Schließlich bleibe ich an einem Foto hängen, das auf den ersten Blick aussieht wie ein klassisch inszeniertes Wohlfühl-Instagram-Bild, durch das die Plattform berühmt geworden ist. Es ist eine klischeehafte Fotografie eines Frühstückstisches, auf dem ein Laptop, eine Tasse Kaffee sowie ein Buch und ein Notizblock zu sehen sind. Das Bild wurde von einem Nutzer gepostet, der sich selbst auf seinem Profil mit „They/Them“-Pronomen vorstellt.

Unter dem Bild stehen kitschige Hashtags geschrieben, wie „weekendvibes“, „mindfulness“ und „selfcarehacks“ – so wie man sie wohl auf tausenden öden Instagram-Accounts junger Frauen findet, die sich auf der Social-Media-Plattform eine Pastellfarben-Kuscheldecken-Duftkerzen-Persönlichkeit zugelegt haben. Der feine Unterschied: Auf diesem liebevoll inszenierten Notizblock stehen, in mit Serifen verzierten Buchstaben, die Eckdaten der Palästinenser-Demo am 6. Oktober geschrieben. Daneben sind kleine Melonen gemalt – ein Emoji-Zeichen, das sich aufgrund der Farbähnlichkeit zur Palästinenser-Flagge zum Solidaritätssymbol der Bewegung entwickelt hat.

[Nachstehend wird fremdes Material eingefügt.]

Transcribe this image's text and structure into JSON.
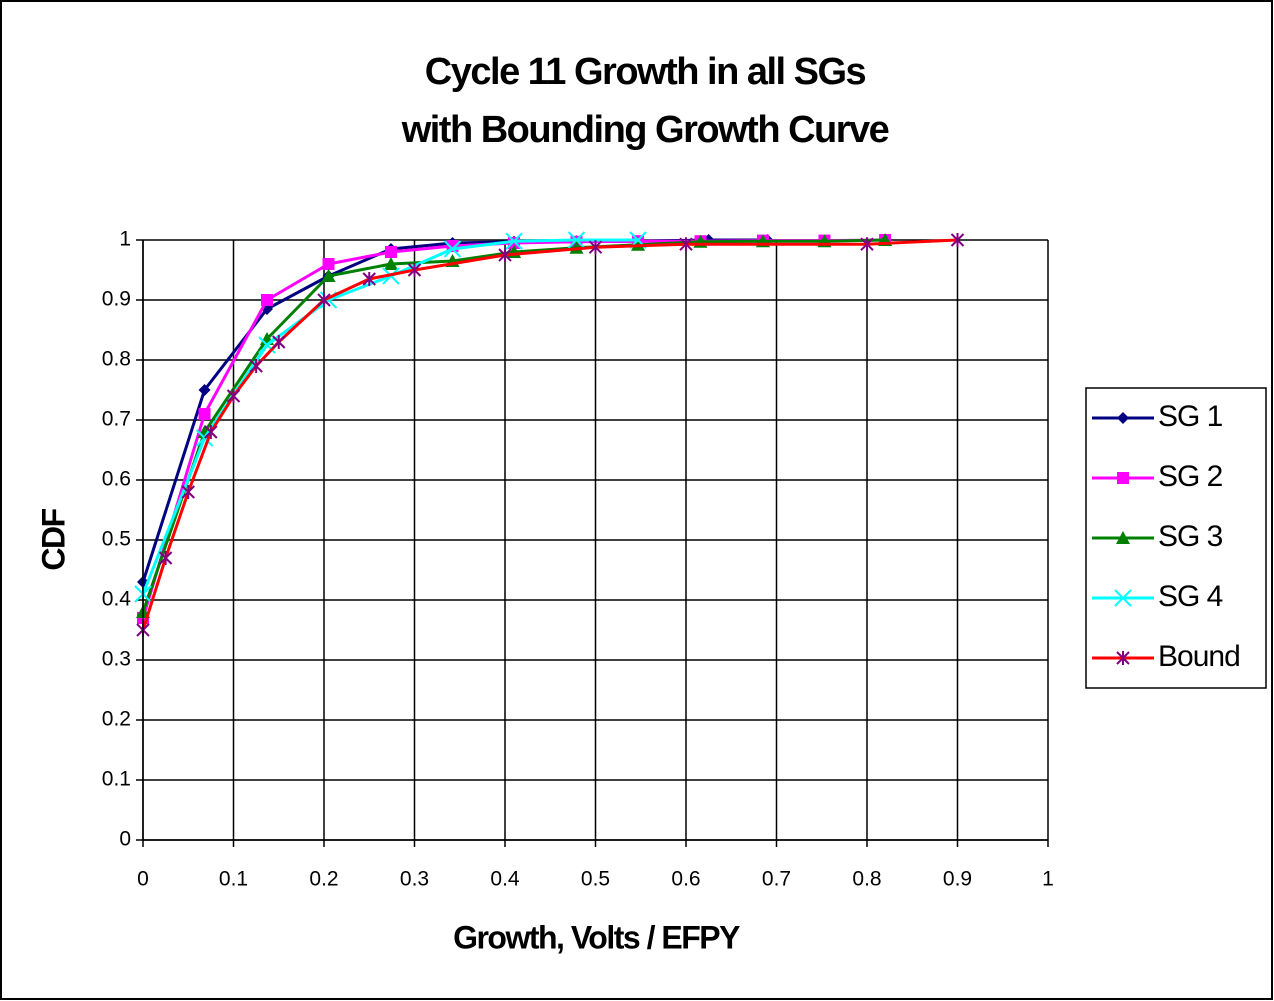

Ich lege das Handy zur Seite und schließe die Augen. Die Bilder rasen durch meinen Kopf, als hätten sie sich auf meiner Netzhaut eingebrannt. Das kleine Kind, das auf einen Stromkasten gestellt wurde, eine Palästinenser-Flagge schwenkt und mit seiner Kinderstimme „Free, free Palestine“ ruft. Der in Palästina-Farben gekleidete junge Mann, der auf einer Videoaufnahme laut und wütend „Intifada“ schreit, während er aggressiv auf eine Trommel einschlägt. Der Araber im Gebetsgewand, mit einem langen Eisengegenstand in der Hand, der mir während meines Gespräches mit dem Polizisten aggressiv zuschrie, ich solle doch ein Taxi nehmen und mir unangenehm nahekommt.

Und dann die Erinnerungen an den Morgen vor einem Jahr, als ich über Stunden nicht aufhören konnte, mir die Videos der Hamas anzusehen, in denen junge Frauen in meinem Alter brutal hingerichtet und misshandelt wurden. In denen zahlreiche Hamas-Terroristen fröhlich grinsend ermordete Israelis auf Transportern herumfuhren, die Körper der Leichen packten wie geschlachtetes Vieh. Diese Bilder werde ich wohl nie vergessen.

An Tagen wie diesen schmerzt es besonders, zu sehen, dass selbst das ausführlich mit Videomaterial dokumentierte Massaker der Hamas vom 7. Oktober nicht die dummdreiste Ignoranz der selbsternannten „Israelkritiker“ des Westens ins Wanken bringen konnte. Es ist das eine, dass wir Tausende, vielleicht Millionen Menschen ins Land gelassen haben, die den Israelhass, seit sie ein kleines Kind waren, aufgesogen und das Streben nach der Vernichtung Israels zu einem Teil ihrer Identität gemacht haben.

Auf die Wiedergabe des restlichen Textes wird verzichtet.